5.8 Order of Business
        The Board will determine by resolution the order in which business will be transacted at the meetings of the Board.

5.9 Authority of Board of Directors
        The Board has the full management, supervision and control of the property and business of the Club and will, subject to the laws of the State of Washington, define and limit the powers and duties of all committees, officers, agents and employees, fix all salaries and require such bonds as it deems necessary and proper.

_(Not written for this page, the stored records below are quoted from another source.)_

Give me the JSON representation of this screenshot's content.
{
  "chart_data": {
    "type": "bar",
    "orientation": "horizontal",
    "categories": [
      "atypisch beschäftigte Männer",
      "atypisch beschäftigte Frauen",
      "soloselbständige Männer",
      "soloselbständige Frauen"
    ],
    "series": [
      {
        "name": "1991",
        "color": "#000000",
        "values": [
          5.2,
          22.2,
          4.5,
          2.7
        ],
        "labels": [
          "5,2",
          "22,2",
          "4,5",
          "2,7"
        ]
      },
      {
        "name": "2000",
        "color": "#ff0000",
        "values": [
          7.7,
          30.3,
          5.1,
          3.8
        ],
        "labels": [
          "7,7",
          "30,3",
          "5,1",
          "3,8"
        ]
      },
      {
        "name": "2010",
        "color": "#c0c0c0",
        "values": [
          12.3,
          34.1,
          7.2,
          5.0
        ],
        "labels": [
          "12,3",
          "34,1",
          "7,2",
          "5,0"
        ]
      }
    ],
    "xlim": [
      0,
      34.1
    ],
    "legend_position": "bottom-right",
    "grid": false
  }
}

5.10 Officers to be Directors
        The President, Vice-President, Secretary and Treasurer of the Club are members of the Board by virtue of their office.

5.11 Indemnification
        The Club will indemnify, defend and hold harmless all Officers and Directors of the Club from all claims and lawsuits arising from conduct within the course and scope of the Officer(s)/Director(s) duties, responsibilities and powers as Officer(s)/Director(s) of the Club.  The President of the Club will determine whether an Officer/Director was acting or failing to act within the course and scope of his/her duties, responsibilities and powers as an Officer/Director of the Club, except that the Board will determine whether the President was acting or failing to act within the course and scope of his/her duties, responsibilities and powers as President of the Club.